Caos Rio, l'Italia si paga i lavori al villaggio olimpico

Gli alloggi del villaggio olimpico non sono pronti. Non siamo ancora ai centri d'accoglienza per atleti sbarcati in Brasile, ma siamo all'inquietudine che si insinua in chiunque dal 5 agosto verrà coinvolto nella kermesse a cinque cerchi. Perché se anche gli appartamenti del villaggio olimpico non sono stati terminati, allora è casino vero. Per dire: l'ultimo(...)

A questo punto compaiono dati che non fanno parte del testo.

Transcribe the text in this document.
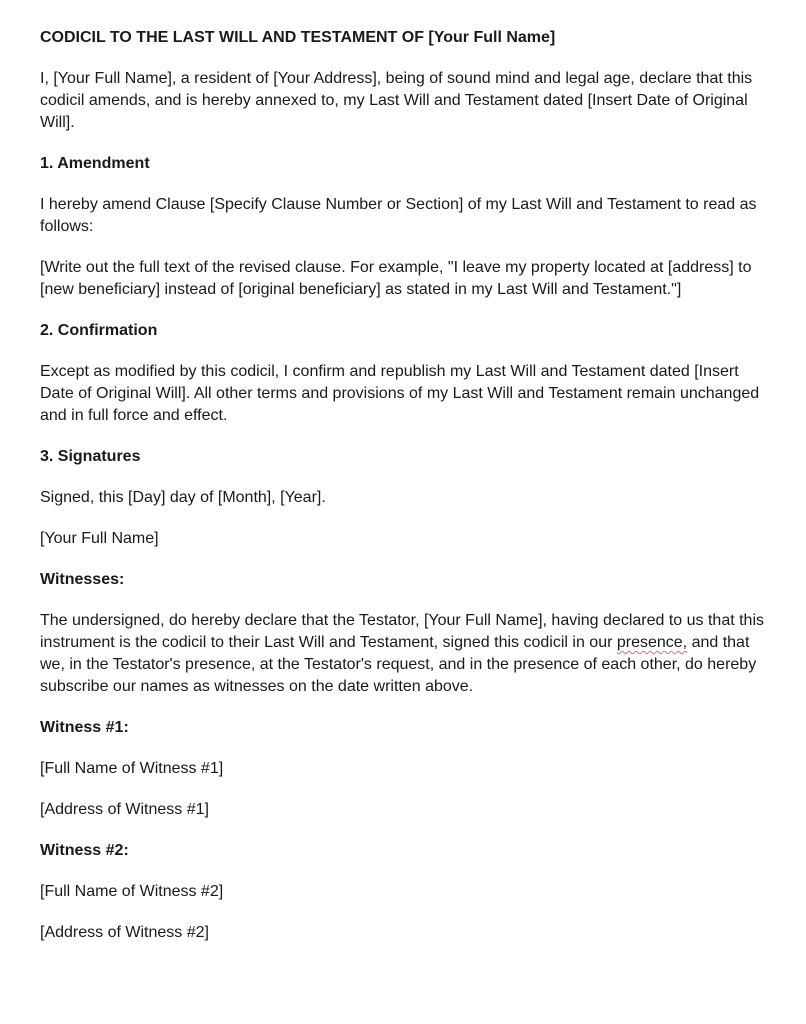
CODICIL TO THE LAST WILL AND TESTAMENT OF [Your Full Name]

I, [Your Full Name], a resident of [Your Address], being of sound mind and legal age, declare that this codicil amends, and is hereby annexed to, my Last Will and Testament dated [Insert Date of Original Will].

1. Amendment

I hereby amend Clause [Specify Clause Number or Section] of my Last Will and Testament to read as follows:

[Write out the full text of the revised clause. For example, "I leave my property located at [address] to [new beneficiary] instead of [original beneficiary] as stated in my Last Will and Testament."]

2. Confirmation

Except as modified by this codicil, I confirm and republish my Last Will and Testament dated [Insert Date of Original Will]. All other terms and provisions of my Last Will and Testament remain unchanged and in full force and effect.

3. Signatures

Signed, this [Day] day of [Month], [Year].

[Your Full Name]

Witnesses:

The undersigned, do hereby declare that the Testator, [Your Full Name], having declared to us that this instrument is the codicil to their Last Will and Testament, signed this codicil in our presence, and that we, in the Testator's presence, at the Testator's request, and in the presence of each other, do hereby subscribe our names as witnesses on the date written above.

Witness #1:

[Full Name of Witness #1]

[Address of Witness #1]

Witness #2:

[Full Name of Witness #2]

[Address of Witness #2]
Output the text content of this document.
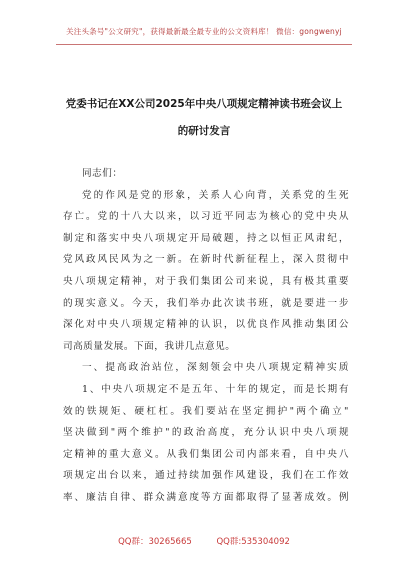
关注头条号"公文研究"，获得最新最全最专业的公文资料库！ 微信：gongwenyj
党委书记在XX公司2025年中央八项规定精神读书班会议上
的研讨发言
同志们：
党的作风是党的形象，关系人心向背，关系党的生死
存亡。党的十八大以来，以习近平同志为核心的党中央从
制定和落实中央八项规定开局破题，持之以恒正风肃纪，
党风政风民风为之一新。在新时代新征程上，深入贯彻中
央八项规定精神，对于我们集团公司来说，具有极其重要
的现实意义。今天，我们举办此次读书班，就是要进一步
深化对中央八项规定精神的认识，以优良作风推动集团公
司高质量发展。下面，我讲几点意见。
一、提高政治站位，深刻领会中央八项规定精神实质
1、中央八项规定不是五年、十年的规定，而是长期有
效的铁规矩、硬杠杠。我们要站在坚定拥护"两个确立"
坚决做到"两个维护"的政治高度，充分认识中央八项规
定精神的重大意义。从我们集团公司内部来看，自中央八
项规定出台以来，通过持续加强作风建设，我们在工作效
率、廉洁自律、群众满意度等方面都取得了显著成效。例
QQ群：30265665	QQ群:535304092
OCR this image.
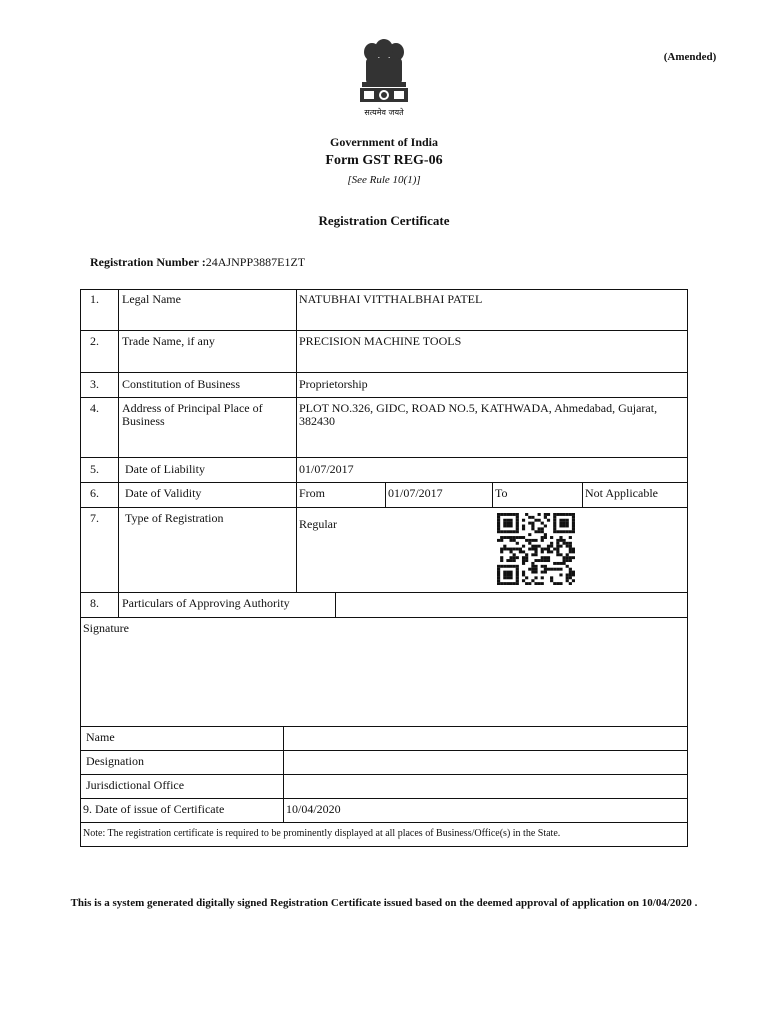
(Amended)
सत्यमेव जयते
Government of India
Form GST REG-06
[See Rule 10(1)]
Registration Certificate
Registration Number :24AJNPP3887E1ZT
1. Legal Name	NATUBHAI VITTHALBHAI PATEL
2. Trade Name, if any	PRECISION MACHINE TOOLS
3. Constitution of Business	Proprietorship
4. Address of Principal Place of Business
PLOT NO.326, GIDC, ROAD NO.5, KATHWADA, Ahmedabad, Gujarat, 382430
5. Date of Liability	01/07/2017
6. Date of Validity	From	01/07/2017	To	Not Applicable
7. Type of Registration	Regular
8. Particulars of Approving Authority
Signature
Name
Designation
Jurisdictional Office
9. Date of issue of Certificate	10/04/2020
Note: The registration certificate is required to be prominently displayed at all places of Business/Office(s) in the State.
This is a system generated digitally signed Registration Certificate issued based on the deemed approval of application on 10/04/2020 .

(...) villaggio dichiaratamente incompleto risale al 1948, Londra, olimpiade che nessuno voleva organizzare perché troppe e immense erano state le ferite umane ed economiche lasciate dalla Seconda guerra mondiale. Ma vien da sé che gli inglesi di allora qualche buona ragione per aver accomodato malamente i propri ospiti ce l'avessero. Non così gli organizzatori brasiliani. Che ieri si sono premurati di scusarsi e spiegare che «la consegna di parte degli appartamenti è in ritardo, però vi assicuriamo che gli operai continueranno a lavorare 24 ore su 24... e intanto alloggeremo gli atleti in altri edifici anche se non sono quelli del loro Paese». Inutile accennare alle implicazioni diplomatiche di una simile sistemazione.

Visti bagni fermi e tubi rovinati, notati trafilaggi di acqua, cavi e fili sospesi e, soprattutto, avvertito odore di gas, gli australiani con fare molto Crocodile Dundee hanno detto col cavolo che entriamo in corso d'opera, noi restiamo in hotel tutto il tempo necessario e naturalmente il tonante sottinteso è stato: pagate voi. Il Coni, che essendo il nostro comitato sportivo è ovviamente molto italiano e noi italiani se c'è da rimboccarsi le maniche lo facciamo in fretta, ha invece chiamato delle imprese edili locali per sistemare le cose nella palazzina 20, la nostra. «Abbiamo appaltato con urgenza lavori in loco per far sì che le condizioni di alloggio degli atleti azzurri possano rientrare al più presto nella normalità, chiedo agli atleti massima comprensione e collaborazione», così Carlo Mornati, il capo missione del Coni.

Un attimo fa è arrivata in redazione mail dagli organizzatori brasiliani con la guida dei trasporti per i media ai Giochi. Ben fatta. Anche se la linea olimpica del metrò verrà completata nel 2018. Molto bene.